The nature of hope is to move, and to move forward. As a force in its own right, it moves toward the future, carrying both itself and us toward deeper and more authentic manifestation. – Cynthia Bourgeault
A friend and colleague is visiting me from Palestine. She and I have co-presented about our experiences of Israel’s military occupation in Hebron, Palestine. At one presentation an American Israeli citizen asked how space can be created in Israel/Palestine for dialogue. He was distraught as he recounted an experience with members of his family who live full-time in Israel. While visiting them, he invited a Palestinian to join them for a Shabbat dinner. His family’s reaction to her presence was panic; he was surprised at the scope of their fear. Ardently desiring to help bridge a chasm, he seeks his own deeper and more authentic manifestation of hope, but is not yet sure what that manifestation looks like.

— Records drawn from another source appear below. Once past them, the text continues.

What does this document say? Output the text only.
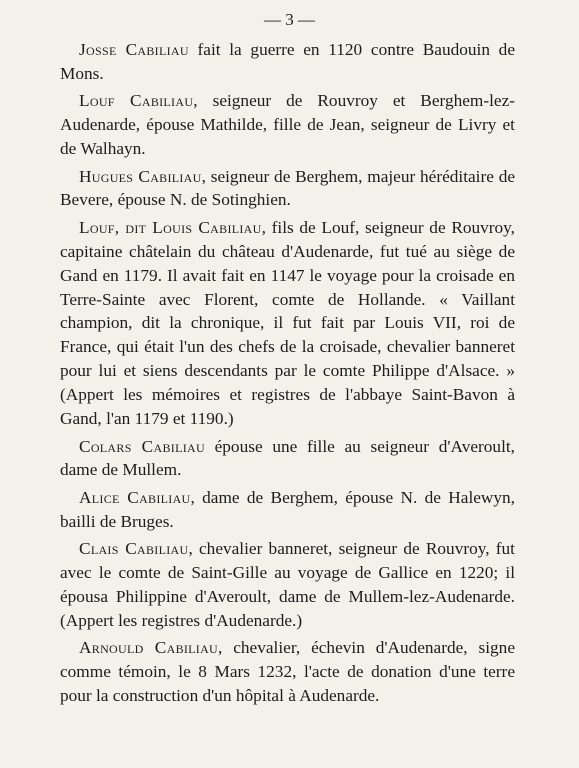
— 3 —

Josse Cabiliau fait la guerre en 1120 contre Baudouin de Mons.

Louf Cabiliau, seigneur de Rouvroy et Berghem-lez-Audenarde, épouse Mathilde, fille de Jean, seigneur de Livry et de Walhayn.

Hugues Cabiliau, seigneur de Berghem, majeur héréditaire de Bevere, épouse N. de Sotinghien.

Louf, dit Louis Cabiliau, fils de Louf, seigneur de Rouvroy, capitaine châtelain du château d'Audenarde, fut tué au siège de Gand en 1179. Il avait fait en 1147 le voyage pour la croisade en Terre-Sainte avec Florent, comte de Hollande. « Vaillant champion, dit la chronique, il fut fait par Louis VII, roi de France, qui était l'un des chefs de la croisade, chevalier banneret pour lui et siens descendants par le comte Philippe d'Alsace. » (Appert les mémoires et registres de l'abbaye Saint-Bavon à Gand, l'an 1179 et 1190.)

Colars Cabiliau épouse une fille au seigneur d'Averoult, dame de Mullem.

Alice Cabiliau, dame de Berghem, épouse N. de Halewyn, bailli de Bruges.

Clais Cabiliau, chevalier banneret, seigneur de Rouvroy, fut avec le comte de Saint-Gille au voyage de Gallice en 1220; il épousa Philippine d'Averoult, dame de Mullem-lez-Audenarde. (Appert les registres d'Audenarde.)

Arnould Cabiliau, chevalier, échevin d'Audenarde, signe comme témoin, le 8 Mars 1232, l'acte de donation d'une terre pour la construction d'un hôpital à Audenarde.
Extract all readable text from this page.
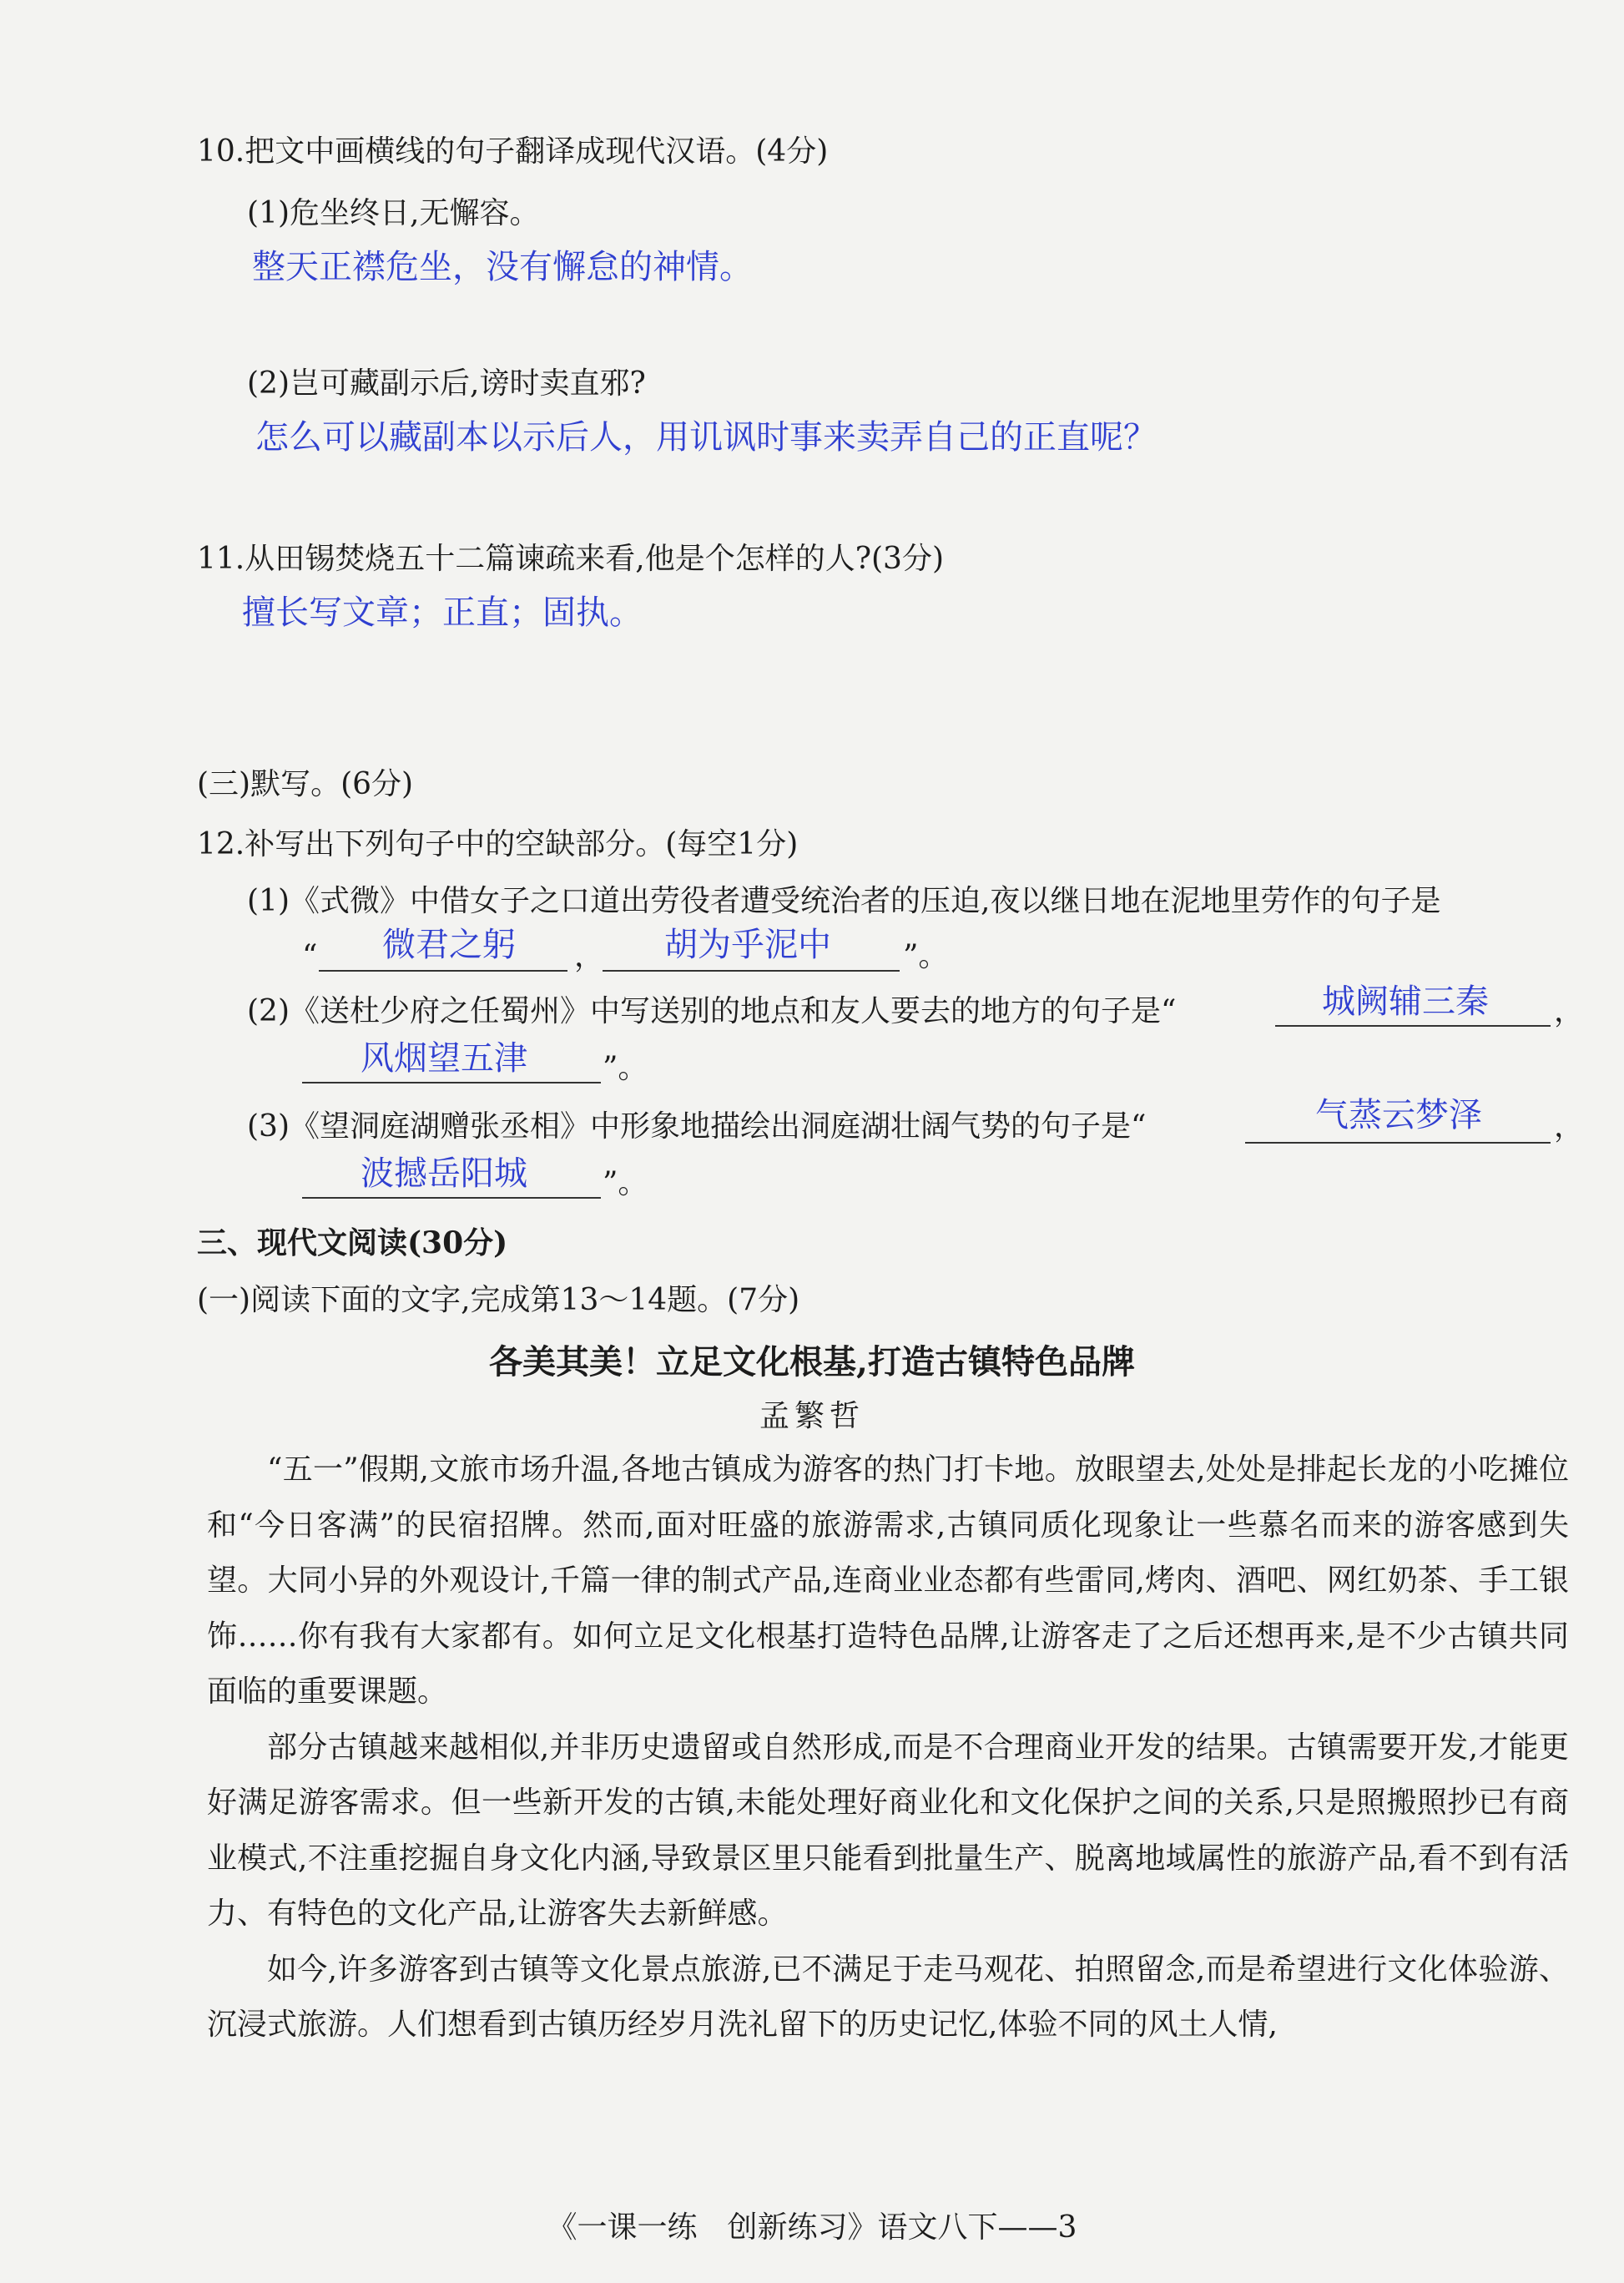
10.把文中画横线的句子翻译成现代汉语。(4分)
(1)危坐终日,无懈容。
整天正襟危坐，没有懈怠的神情。
(2)岂可藏副示后,谤时卖直邪?
怎么可以藏副本以示后人，用讥讽时事来卖弄自己的正直呢？
11.从田锡焚烧五十二篇谏疏来看,他是个怎样的人?(3分)
擅长写文章；正直；固执。
(三)默写。(6分)
12.补写出下列句子中的空缺部分。(每空1分)
(1)《式微》中借女子之口道出劳役者遭受统治者的压迫,夜以继日地在泥地里劳作的句子是
“ 微君之躬 ， 胡为乎泥中 ”。
(2)《送杜少府之任蜀州》中写送别的地点和友人要去的地方的句子是“	城阙辅三秦 ，
风烟望五津	”。
(3)《望洞庭湖赠张丞相》中形象地描绘出洞庭湖壮阔气势的句子是“	气蒸云梦泽 ，
波撼岳阳城	”。
三、现代文阅读(30分)
(一)阅读下面的文字,完成第13～14题。(7分)
各美其美！立足文化根基,打造古镇特色品牌
孟繁哲
“五一”假期,文旅市场升温,各地古镇成为游客的热门打卡地。放眼望去,处处是排起长龙的小吃摊位和“今日客满”的民宿招牌。然而,面对旺盛的旅游需求,古镇同质化现象让一些慕名而来的游客感到失望。大同小异的外观设计,千篇一律的制式产品,连商业业态都有些雷同,烤肉、酒吧、网红奶茶、手工银饰……你有我有大家都有。如何立足文化根基打造特色品牌,让游客走了之后还想再来,是不少古镇共同面临的重要课题。
部分古镇越来越相似,并非历史遗留或自然形成,而是不合理商业开发的结果。古镇需要开发,才能更好满足游客需求。但一些新开发的古镇,未能处理好商业化和文化保护之间的关系,只是照搬照抄已有商业模式,不注重挖掘自身文化内涵,导致景区里只能看到批量生产、脱离地域属性的旅游产品,看不到有活力、有特色的文化产品,让游客失去新鲜感。
如今,许多游客到古镇等文化景点旅游,已不满足于走马观花、拍照留念,而是希望进行文化体验游、沉浸式旅游。人们想看到古镇历经岁月洗礼留下的历史记忆,体验不同的风土人情,
《一课一练　创新练习》语文八下——3
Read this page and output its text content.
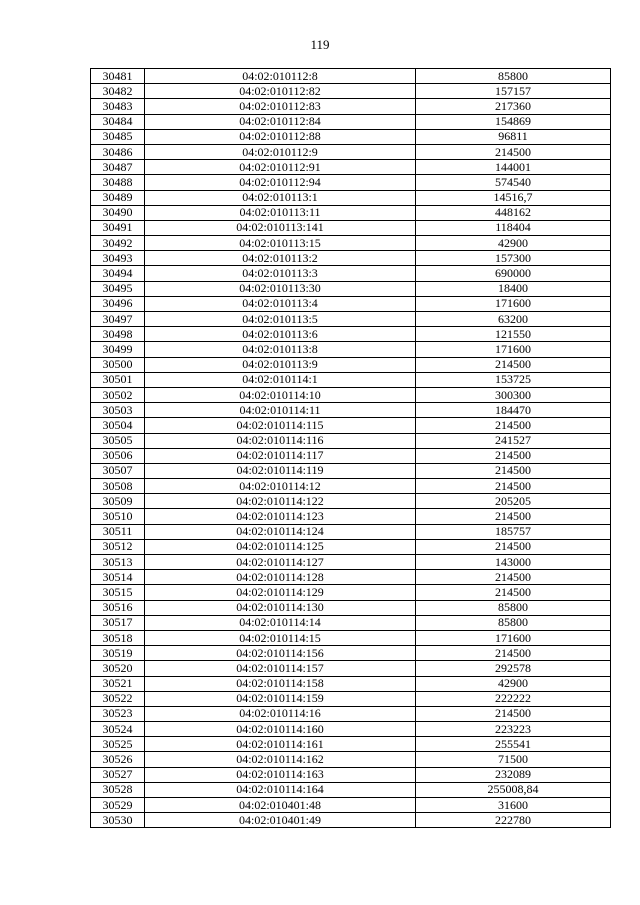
119
30481	04:02:010112:8	85800
30482	04:02:010112:82	157157
30483	04:02:010112:83	217360
30484	04:02:010112:84	154869
30485	04:02:010112:88	96811
30486	04:02:010112:9	214500
30487	04:02:010112:91	144001
30488	04:02:010112:94	574540
30489	04:02:010113:1	14516,7
30490	04:02:010113:11	448162
30491	04:02:010113:141	118404
30492	04:02:010113:15	42900
30493	04:02:010113:2	157300
30494	04:02:010113:3	690000
30495	04:02:010113:30	18400
30496	04:02:010113:4	171600
30497	04:02:010113:5	63200
30498	04:02:010113:6	121550
30499	04:02:010113:8	171600
30500	04:02:010113:9	214500
30501	04:02:010114:1	153725
30502	04:02:010114:10	300300
30503	04:02:010114:11	184470
30504	04:02:010114:115	214500
30505	04:02:010114:116	241527
30506	04:02:010114:117	214500
30507	04:02:010114:119	214500
30508	04:02:010114:12	214500
30509	04:02:010114:122	205205
30510	04:02:010114:123	214500
30511	04:02:010114:124	185757
30512	04:02:010114:125	214500
30513	04:02:010114:127	143000
30514	04:02:010114:128	214500
30515	04:02:010114:129	214500
30516	04:02:010114:130	85800
30517	04:02:010114:14	85800
30518	04:02:010114:15	171600
30519	04:02:010114:156	214500
30520	04:02:010114:157	292578
30521	04:02:010114:158	42900
30522	04:02:010114:159	222222
30523	04:02:010114:16	214500
30524	04:02:010114:160	223223
30525	04:02:010114:161	255541
30526	04:02:010114:162	71500
30527	04:02:010114:163	232089
30528	04:02:010114:164	255008,84
30529	04:02:010401:48	31600
30530	04:02:010401:49	222780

My Palestinian friend, when asked where she sees hope, answered, “The truth is that we Palestinians don’t see hope, but somehow we keep on going and we create the hope within ourselves.”
[Hope] does not come at the end, as the feeling that results from a happy outcome. Rather, it lies at the beginning, as a pulse of truth that sends us forth…. Hope fill us with the strength to stay present, to abide in the flow of the Mercy no matter what outer storms assail us. – Cynthia Bourgeault
My friend has had opportunities to leave Palestine to work in the U.S. But her pulse of truth compels her to stay in her home, to do the very difficult work of accompanying and supporting other Palestinians who bear the greatest burden of living under military occupation.
[Hope] is entered always and only through surrender; that is, through the willingness to let go of everything we are presently clinging to. – Cynthia Bourgeault
My friend is continually surrendering to the ever-shifting realities on the ground in Palestine. Her strength does not rely on steady ground, but on her own stable core of hope. The American Israeli is working to both understand and fortify his pulse of truth, to find his source of renewal in a persistent context of death.
Death is persistent. Thankfully, we have this season to reminds us that Life is equally persistent. The hope of renewal, of resurrection, resides in the heart of each of us, if we are willing to let go of the familiar and step forward towards our deeper and more authentic manifestation.
What do you need to surrender in order to fully enter Hope?
Where does your pulse of truth send you forth?